Présenté à la Semaine de la Critique à Cannes en 2025, où il a remporté le Prix French Touch, largement mérité, Imago pourrait être qualifié de documentaire à condition de considérer qu’en toute humilité, il excède largement ce terme, se révélant bien plus ambitieux. Il a obtenu l’Oeil d’or récompensant le meilleur documentaire, remis par le jury de Julie Gayet, car il est bien plus qu’un documentaire. Le film part en effet d’un prétexte documentaire – un cinéaste, Déni Oumar Pitsaev, se trouve embarqué par sa famille (sa mère, son cousin) dans l’acquisition d’un lopin de terre, situé dans une enclave, le Pankissi, à la frontière de la Tchétchénie, république de la fédération de Russie, dont il est originaire et qu’il a quittée adolescent à l’âge de 17 ans pour s’établir entre la France et la Belgique. Progressivement, il se rend compte que cette aventure sera l’occasion d’une quête identitaire, d’un retour au pays et d’une confrontation avec ses racines. Il décide d’en faire un film en en improvisant plus ou moins les situations. Enquête documentaire, Imago en est le résultat cinématographique, magnifique, humaniste et plein d’une attention discrète, chaleureuse et respectueuse envers les habitants du Pankissi, mais aussi une quête autofictionnelle autour de traumatismes enfouis depuis des décennies et de secrets inexprimés, restés emprisonnés dans le tréfonds de la mémoire.
Déni est le nouveau propriétaire d’un petit lopin de terre dans une vallée isolée en Géorgie, à la frontière de la Tchétchénie dont il est exilé depuis l’enfance. Il débarque là-bas et projette d’y construire une maison qui tranche drôlement avec les coutumes locales. Un fantasme qui ravive ses souvenirs et ceux de son clan déraciné qui pourtant ne rêve que d’une chose, le marier!
Entre documentaire et autofiction, Imago est ainsi un plaidoyer émouvant et nuancé pour l’humanité et la compréhension de chacun.
Comme l’explique Déni Oumar Pitsaev, ce film est né de deux situations, l’acquisition d’une terre par la mère de Déni et son cousin Daoud, histoire de le rattacher artificiellement à ses origines qu’il avait plus ou moins reniées en quittant son pays, et l’arrivée au Pankissi de son père qu’il connaît à peine, n’ayant passé avec lui que deux nuits sous le même toit. En venant, le père de Déni souhaite le soutenir dans son entreprise de construire une maison au Pankissi, sans doute par remords de l’avoir quasiment abandonné dans son enfance.
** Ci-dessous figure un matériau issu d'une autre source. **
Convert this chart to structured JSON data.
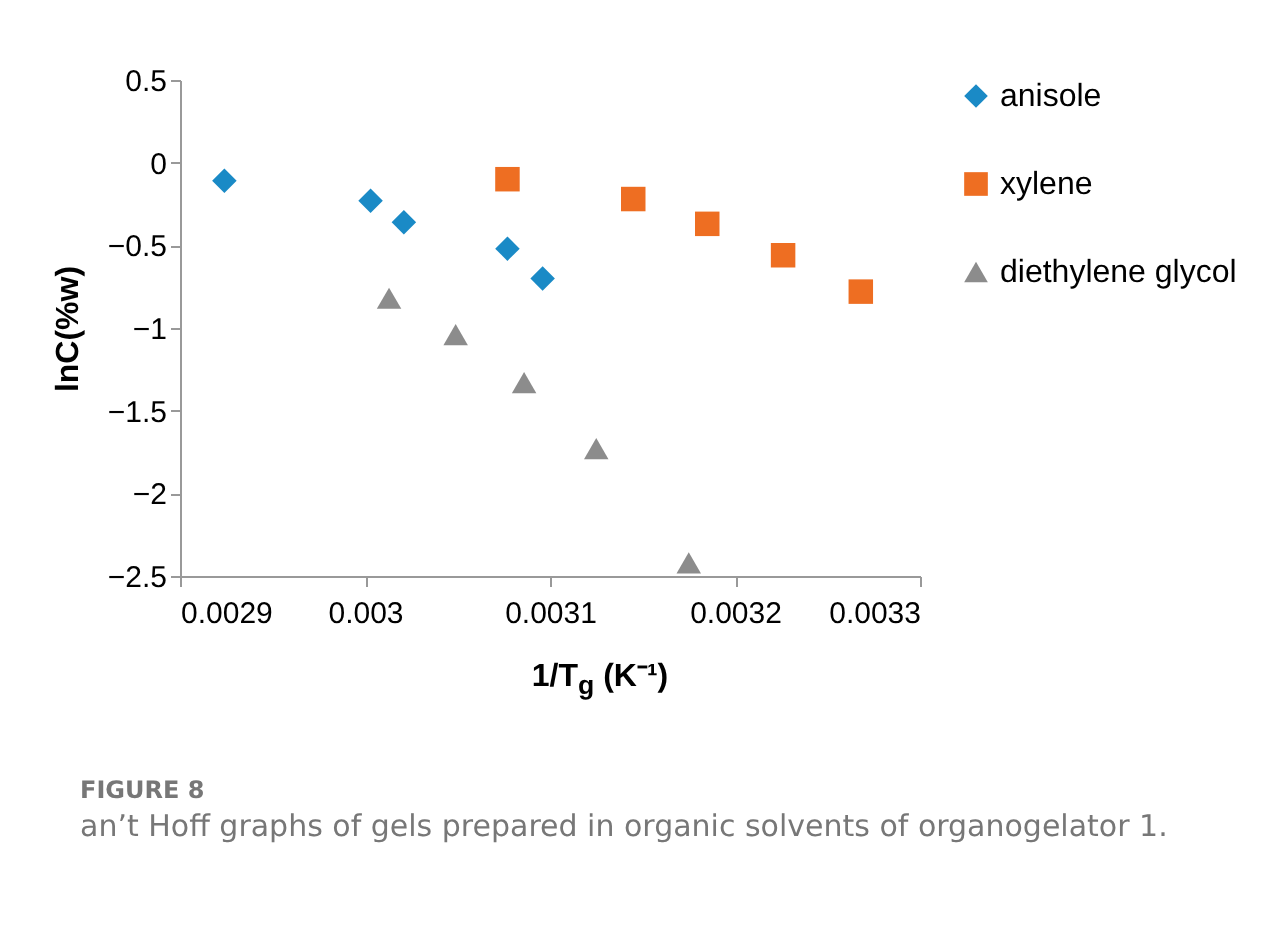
{
  "chart_data": {
    "type": "scatter",
    "xlabel": "1/T$_{g}$ (K⁻¹)",
    "ylabel": "lnC(%w)",
    "xlim": [
      0.0029,
      0.0033
    ],
    "xticks": [
      0.0029,
      0.003,
      0.0031,
      0.0032,
      0.0033
    ],
    "ylim": [
      -2.5,
      0.5
    ],
    "yticks": [
      -2.5,
      -2,
      -1.5,
      -1,
      -0.5,
      0,
      0.5
    ],
    "grid": false,
    "legend": "right",
    "series": [
      {
        "name": "anisole",
        "color": "#1a8ac6",
        "marker": "diamond",
        "x": [
          0.002924,
          0.003003,
          0.003021,
          0.003077,
          0.003096
        ],
        "values": [
          -0.11,
          -0.23,
          -0.36,
          -0.52,
          -0.7
        ]
      },
      {
        "name": "xylene",
        "color": "#ee6e22",
        "marker": "square",
        "x": [
          0.003077,
          0.003145,
          0.003185,
          0.003226,
          0.003268
        ],
        "values": [
          -0.1,
          -0.22,
          -0.37,
          -0.56,
          -0.78
        ]
      },
      {
        "name": "diethylene glycol",
        "color": "#8c8c8c",
        "marker": "triangle",
        "x": [
          0.003013,
          0.003049,
          0.003086,
          0.003125,
          0.003175
        ],
        "values": [
          -0.82,
          -1.04,
          -1.33,
          -1.73,
          -2.42
        ]
      }
    ],
    "annotations": [
      "FIGURE 8",
      "an’t Hoff graphs of gels prepared in organic solvents of organogelator 1."
    ]
  }
}
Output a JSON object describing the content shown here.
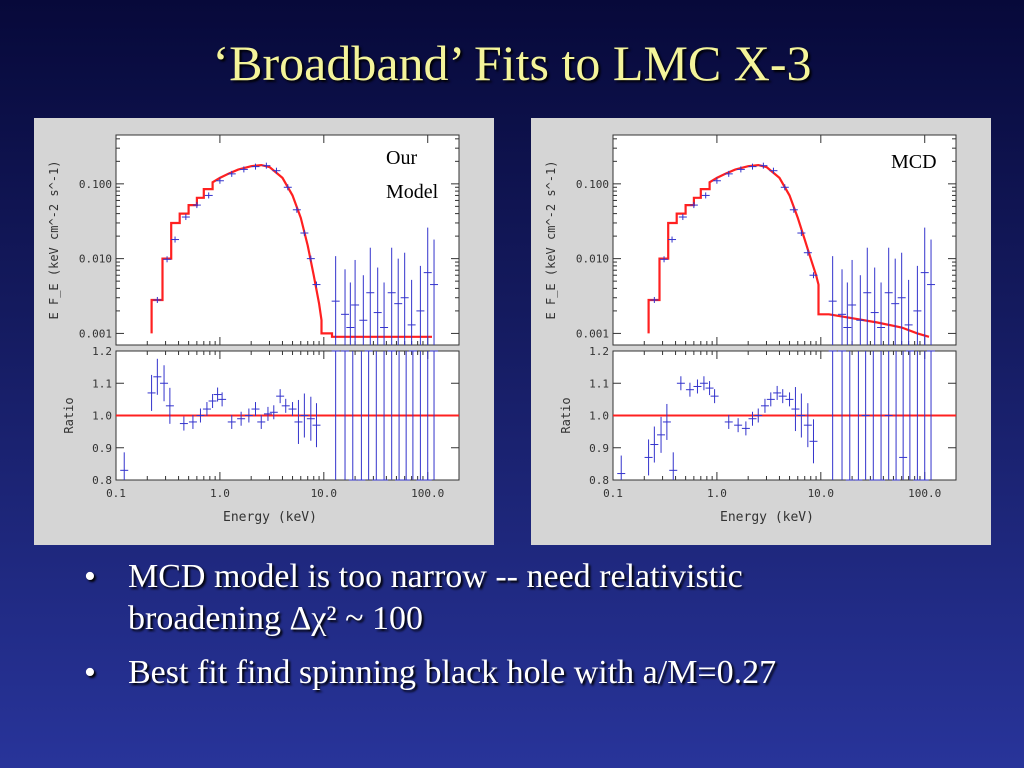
{
  "slide": {
    "title": "‘Broadband’ Fits to LMC X-3",
    "bullets": [
      {
        "dot": "•",
        "line1": "MCD model is too narrow -- need relativistic",
        "line2": "broadening Δχ² ~ 100"
      },
      {
        "dot": "•",
        "line1": "Best fit find spinning black hole with a/M=0.27",
        "line2": ""
      }
    ]
  },
  "colors": {
    "model": "#ff2020",
    "data": "#3333cc",
    "axis": "#333333",
    "panel_bg": "#d5d5d5",
    "title": "#f4f49a"
  },
  "chart_data": [
    {
      "type": "line",
      "label": "Our Model",
      "xlabel": "Energy (keV)",
      "spectrum": {
        "ylabel": "E F_E (keV cm^-2 s^-1)",
        "yscale": "log",
        "xscale": "log",
        "xlim": [
          0.1,
          200
        ],
        "ylim": [
          0.0007,
          0.45
        ],
        "yticks": [
          "0.001",
          "0.010",
          "0.100"
        ],
        "model": [
          [
            0.22,
            0.001
          ],
          [
            0.22,
            0.0028
          ],
          [
            0.28,
            0.0028
          ],
          [
            0.28,
            0.01
          ],
          [
            0.34,
            0.01
          ],
          [
            0.34,
            0.03
          ],
          [
            0.41,
            0.03
          ],
          [
            0.41,
            0.04
          ],
          [
            0.5,
            0.04
          ],
          [
            0.5,
            0.052
          ],
          [
            0.6,
            0.052
          ],
          [
            0.6,
            0.065
          ],
          [
            0.7,
            0.065
          ],
          [
            0.7,
            0.085
          ],
          [
            0.85,
            0.085
          ],
          [
            0.85,
            0.105
          ],
          [
            1.0,
            0.12
          ],
          [
            1.2,
            0.136
          ],
          [
            1.5,
            0.155
          ],
          [
            2.0,
            0.172
          ],
          [
            2.5,
            0.178
          ],
          [
            3.0,
            0.168
          ],
          [
            4.0,
            0.12
          ],
          [
            5.0,
            0.07
          ],
          [
            6.0,
            0.035
          ],
          [
            7.0,
            0.015
          ],
          [
            8.0,
            0.006
          ],
          [
            9.0,
            0.0025
          ],
          [
            9.5,
            0.0015
          ],
          [
            9.5,
            0.001
          ],
          [
            12,
            0.001
          ],
          [
            12,
            0.0009
          ],
          [
            60,
            0.0009
          ],
          [
            110,
            0.0009
          ]
        ],
        "points": [
          [
            0.25,
            0.0028
          ],
          [
            0.31,
            0.0098
          ],
          [
            0.37,
            0.018
          ],
          [
            0.47,
            0.036
          ],
          [
            0.6,
            0.052
          ],
          [
            0.78,
            0.07
          ],
          [
            1.0,
            0.11
          ],
          [
            1.3,
            0.136
          ],
          [
            1.7,
            0.156
          ],
          [
            2.2,
            0.17
          ],
          [
            2.8,
            0.175
          ],
          [
            3.5,
            0.15
          ],
          [
            4.5,
            0.09
          ],
          [
            5.5,
            0.045
          ],
          [
            6.5,
            0.022
          ],
          [
            7.5,
            0.01
          ],
          [
            8.5,
            0.0045
          ],
          [
            13,
            0.0027
          ],
          [
            16,
            0.0018
          ],
          [
            18,
            0.0012
          ],
          [
            20,
            0.0024
          ],
          [
            24,
            0.0015
          ],
          [
            28,
            0.0035
          ],
          [
            33,
            0.0019
          ],
          [
            38,
            0.0012
          ],
          [
            45,
            0.0035
          ],
          [
            52,
            0.0025
          ],
          [
            60,
            0.003
          ],
          [
            70,
            0.0013
          ],
          [
            85,
            0.002
          ],
          [
            100,
            0.0065
          ],
          [
            115,
            0.0045
          ]
        ]
      },
      "ratio": {
        "ylabel": "Ratio",
        "ylim": [
          0.8,
          1.2
        ],
        "yticks": [
          "0.8",
          "0.9",
          "1.0",
          "1.1",
          "1.2"
        ],
        "xticks": [
          "0.1",
          "1.0",
          "10.0",
          "100.0"
        ],
        "model_level": 1.0,
        "points": [
          [
            0.12,
            0.83
          ],
          [
            0.22,
            1.07
          ],
          [
            0.25,
            1.12
          ],
          [
            0.29,
            1.1
          ],
          [
            0.33,
            1.03
          ],
          [
            0.45,
            0.975
          ],
          [
            0.55,
            0.98
          ],
          [
            0.65,
            1.0
          ],
          [
            0.75,
            1.02
          ],
          [
            0.85,
            1.045
          ],
          [
            0.95,
            1.065
          ],
          [
            1.05,
            1.05
          ],
          [
            1.3,
            0.98
          ],
          [
            1.6,
            0.99
          ],
          [
            1.9,
            1.0
          ],
          [
            2.2,
            1.02
          ],
          [
            2.5,
            0.98
          ],
          [
            2.9,
            1.005
          ],
          [
            3.3,
            1.01
          ],
          [
            3.8,
            1.06
          ],
          [
            4.3,
            1.03
          ],
          [
            5.0,
            1.02
          ],
          [
            5.7,
            0.98
          ],
          [
            6.5,
            1.0
          ],
          [
            7.5,
            0.99
          ],
          [
            8.5,
            0.97
          ],
          [
            13,
            1.2
          ],
          [
            16,
            1.2
          ],
          [
            19,
            0.8
          ],
          [
            23,
            0.8
          ],
          [
            27,
            1.2
          ],
          [
            32,
            0.8
          ],
          [
            38,
            0.8
          ],
          [
            45,
            1.2
          ],
          [
            53,
            0.8
          ],
          [
            62,
            0.8
          ],
          [
            72,
            1.2
          ],
          [
            85,
            0.8
          ],
          [
            100,
            0.8
          ],
          [
            115,
            1.2
          ]
        ]
      }
    },
    {
      "type": "line",
      "label": "MCD",
      "xlabel": "Energy (keV)",
      "spectrum": {
        "ylabel": "E F_E (keV cm^-2 s^-1)",
        "yscale": "log",
        "xscale": "log",
        "xlim": [
          0.1,
          200
        ],
        "ylim": [
          0.0007,
          0.45
        ],
        "yticks": [
          "0.001",
          "0.010",
          "0.100"
        ],
        "model": [
          [
            0.22,
            0.001
          ],
          [
            0.22,
            0.0028
          ],
          [
            0.28,
            0.0028
          ],
          [
            0.28,
            0.01
          ],
          [
            0.34,
            0.01
          ],
          [
            0.34,
            0.03
          ],
          [
            0.41,
            0.03
          ],
          [
            0.41,
            0.04
          ],
          [
            0.5,
            0.04
          ],
          [
            0.5,
            0.052
          ],
          [
            0.6,
            0.052
          ],
          [
            0.6,
            0.065
          ],
          [
            0.7,
            0.065
          ],
          [
            0.7,
            0.085
          ],
          [
            0.85,
            0.085
          ],
          [
            0.85,
            0.105
          ],
          [
            1.0,
            0.12
          ],
          [
            1.2,
            0.136
          ],
          [
            1.5,
            0.155
          ],
          [
            2.0,
            0.172
          ],
          [
            2.5,
            0.178
          ],
          [
            3.0,
            0.168
          ],
          [
            4.0,
            0.12
          ],
          [
            5.0,
            0.07
          ],
          [
            6.0,
            0.035
          ],
          [
            7.0,
            0.018
          ],
          [
            8.0,
            0.01
          ],
          [
            9.0,
            0.006
          ],
          [
            9.5,
            0.0045
          ],
          [
            9.5,
            0.0018
          ],
          [
            12,
            0.0018
          ],
          [
            20,
            0.0016
          ],
          [
            35,
            0.0014
          ],
          [
            60,
            0.0012
          ],
          [
            85,
            0.001
          ],
          [
            110,
            0.0009
          ]
        ],
        "points": [
          [
            0.25,
            0.0028
          ],
          [
            0.31,
            0.0098
          ],
          [
            0.37,
            0.018
          ],
          [
            0.47,
            0.036
          ],
          [
            0.6,
            0.052
          ],
          [
            0.78,
            0.07
          ],
          [
            1.0,
            0.11
          ],
          [
            1.3,
            0.136
          ],
          [
            1.7,
            0.156
          ],
          [
            2.2,
            0.17
          ],
          [
            2.8,
            0.175
          ],
          [
            3.5,
            0.15
          ],
          [
            4.5,
            0.09
          ],
          [
            5.5,
            0.045
          ],
          [
            6.5,
            0.022
          ],
          [
            7.5,
            0.012
          ],
          [
            8.5,
            0.006
          ],
          [
            13,
            0.0027
          ],
          [
            16,
            0.0018
          ],
          [
            18,
            0.0012
          ],
          [
            20,
            0.0024
          ],
          [
            24,
            0.0015
          ],
          [
            28,
            0.0035
          ],
          [
            33,
            0.0019
          ],
          [
            38,
            0.0012
          ],
          [
            45,
            0.0035
          ],
          [
            52,
            0.0025
          ],
          [
            60,
            0.003
          ],
          [
            70,
            0.0013
          ],
          [
            85,
            0.002
          ],
          [
            100,
            0.0065
          ],
          [
            115,
            0.0045
          ]
        ]
      },
      "ratio": {
        "ylabel": "Ratio",
        "ylim": [
          0.8,
          1.2
        ],
        "yticks": [
          "0.8",
          "0.9",
          "1.0",
          "1.1",
          "1.2"
        ],
        "xticks": [
          "0.1",
          "1.0",
          "10.0",
          "100.0"
        ],
        "model_level": 1.0,
        "points": [
          [
            0.12,
            0.82
          ],
          [
            0.22,
            0.87
          ],
          [
            0.25,
            0.91
          ],
          [
            0.29,
            0.94
          ],
          [
            0.33,
            0.98
          ],
          [
            0.38,
            0.83
          ],
          [
            0.45,
            1.1
          ],
          [
            0.55,
            1.08
          ],
          [
            0.65,
            1.09
          ],
          [
            0.75,
            1.1
          ],
          [
            0.85,
            1.085
          ],
          [
            0.95,
            1.06
          ],
          [
            1.3,
            0.98
          ],
          [
            1.6,
            0.97
          ],
          [
            1.9,
            0.96
          ],
          [
            2.2,
            0.99
          ],
          [
            2.5,
            1.0
          ],
          [
            2.9,
            1.03
          ],
          [
            3.3,
            1.05
          ],
          [
            3.8,
            1.07
          ],
          [
            4.3,
            1.06
          ],
          [
            5.0,
            1.05
          ],
          [
            5.7,
            1.02
          ],
          [
            6.5,
            1.0
          ],
          [
            7.5,
            0.97
          ],
          [
            8.5,
            0.92
          ],
          [
            13,
            1.2
          ],
          [
            16,
            1.2
          ],
          [
            19,
            0.8
          ],
          [
            23,
            0.8
          ],
          [
            27,
            1.0
          ],
          [
            32,
            0.8
          ],
          [
            38,
            0.8
          ],
          [
            45,
            1.0
          ],
          [
            53,
            0.8
          ],
          [
            62,
            0.87
          ],
          [
            72,
            1.2
          ],
          [
            85,
            0.8
          ],
          [
            100,
            0.8
          ],
          [
            115,
            1.2
          ]
        ]
      }
    }
  ]
}
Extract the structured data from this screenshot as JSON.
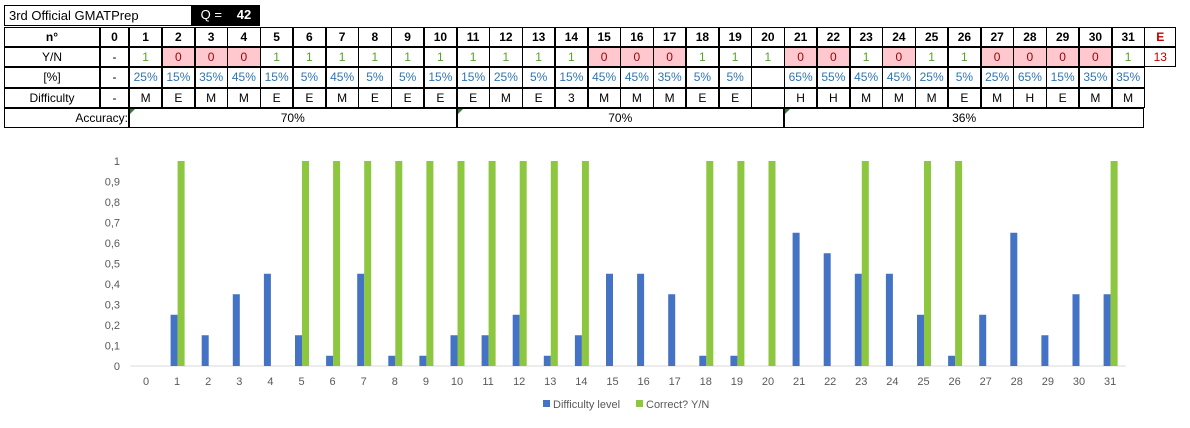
{
  "sheet": {
    "title": "3rd Official GMATPrep",
    "q_label": "Q =",
    "q_value": "42",
    "row_labels": {
      "n": "n°",
      "yn": "Y/N",
      "pct": "[%]",
      "difficulty": "Difficulty",
      "accuracy": "Accuracy:"
    },
    "col0": {
      "n": "0",
      "yn": "-",
      "pct": "-",
      "difficulty": "-"
    },
    "numbers": [
      "1",
      "2",
      "3",
      "4",
      "5",
      "6",
      "7",
      "8",
      "9",
      "10",
      "11",
      "12",
      "13",
      "14",
      "15",
      "16",
      "17",
      "18",
      "19",
      "20",
      "21",
      "22",
      "23",
      "24",
      "25",
      "26",
      "27",
      "28",
      "29",
      "30",
      "31"
    ],
    "yn": [
      "1",
      "0",
      "0",
      "0",
      "1",
      "1",
      "1",
      "1",
      "1",
      "1",
      "1",
      "1",
      "1",
      "1",
      "0",
      "0",
      "0",
      "1",
      "1",
      "1",
      "0",
      "0",
      "1",
      "0",
      "1",
      "1",
      "0",
      "0",
      "0",
      "0",
      "1"
    ],
    "pct": [
      "25%",
      "15%",
      "35%",
      "45%",
      "15%",
      "5%",
      "45%",
      "5%",
      "5%",
      "15%",
      "15%",
      "25%",
      "5%",
      "15%",
      "45%",
      "45%",
      "35%",
      "5%",
      "5%",
      "",
      "65%",
      "55%",
      "45%",
      "45%",
      "25%",
      "5%",
      "25%",
      "65%",
      "15%",
      "35%",
      "35%"
    ],
    "difficulty": [
      "M",
      "E",
      "M",
      "M",
      "E",
      "E",
      "M",
      "E",
      "E",
      "E",
      "E",
      "M",
      "E",
      "3",
      "M",
      "M",
      "M",
      "E",
      "E",
      "",
      "H",
      "H",
      "M",
      "M",
      "M",
      "E",
      "M",
      "H",
      "E",
      "M",
      "M"
    ],
    "extra_header": "E",
    "extra_value": "13",
    "accuracy": [
      "70%",
      "70%",
      "36%"
    ]
  },
  "chart_data": {
    "type": "bar",
    "categories": [
      "0",
      "1",
      "2",
      "3",
      "4",
      "5",
      "6",
      "7",
      "8",
      "9",
      "10",
      "11",
      "12",
      "13",
      "14",
      "15",
      "16",
      "17",
      "18",
      "19",
      "20",
      "21",
      "22",
      "23",
      "24",
      "25",
      "26",
      "27",
      "28",
      "29",
      "30",
      "31"
    ],
    "series": [
      {
        "name": "Difficulty level",
        "color": "#4472c4",
        "values": [
          0,
          0.25,
          0.15,
          0.35,
          0.45,
          0.15,
          0.05,
          0.45,
          0.05,
          0.05,
          0.15,
          0.15,
          0.25,
          0.05,
          0.15,
          0.45,
          0.45,
          0.35,
          0.05,
          0.05,
          0,
          0.65,
          0.55,
          0.45,
          0.45,
          0.25,
          0.05,
          0.25,
          0.65,
          0.15,
          0.35,
          0.35
        ]
      },
      {
        "name": "Correct? Y/N",
        "color": "#8dc63f",
        "values": [
          0,
          1,
          0,
          0,
          0,
          1,
          1,
          1,
          1,
          1,
          1,
          1,
          1,
          1,
          1,
          0,
          0,
          0,
          1,
          1,
          1,
          0,
          0,
          1,
          0,
          1,
          1,
          0,
          0,
          0,
          0,
          1
        ]
      }
    ],
    "ylim": [
      0,
      1
    ],
    "yticks": [
      "0",
      "0,1",
      "0,2",
      "0,3",
      "0,4",
      "0,5",
      "0,6",
      "0,7",
      "0,8",
      "0,9",
      "1"
    ],
    "legend_position": "bottom"
  }
}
A une intervalle, deux tournages ont donc eu lieu : le premier permettant d’amadouer la population locale et de mettre en place le projet de construction d’une maison ; le second accueillant l’arrivée du père de Déni et de son autre famille, sa seconde épouse et les demi-frères de Déni.
Dans la première partie du film, Déni découvre le Pankissi, en le visitant avec son cousin Daoud, aussi viril et musculeux que Déni paraît longiligne et dégingandé. Cette association de la carpe et du lapin produit un effet involontairement comique, pendant toute la première moitié du film, où Déni découvre sa propriété et les habitants du voisinage. Au Pankissi, la population ne conçoit pas qu’un homme, à près de quarante ans, ne se soit pas marié ni n’ait voulu avoir des enfants, conception traditionnelle et viriliste de l’homme, à laquelle Déni échappe totalement. Pour lui, ce type de préoccupations représente le cadet de ses soucis. De manière régulière, chaque voisin ou voisine lui posera ainsi cette sempiternelle question du mariage et des enfants, au point que cela deviendra dans le film une sorte de « running gag », (gag récurrent), face auquel Déni improvisera des réponses semblables ou différentes. Le film tourne ainsi autour d’un secret mystérieux, – qui n’est en fait guère difficile à deviner, à condition de savoir un minimum observer -, sorte de zone noire du récit, sur laquelle bute cette sempiternelle demande.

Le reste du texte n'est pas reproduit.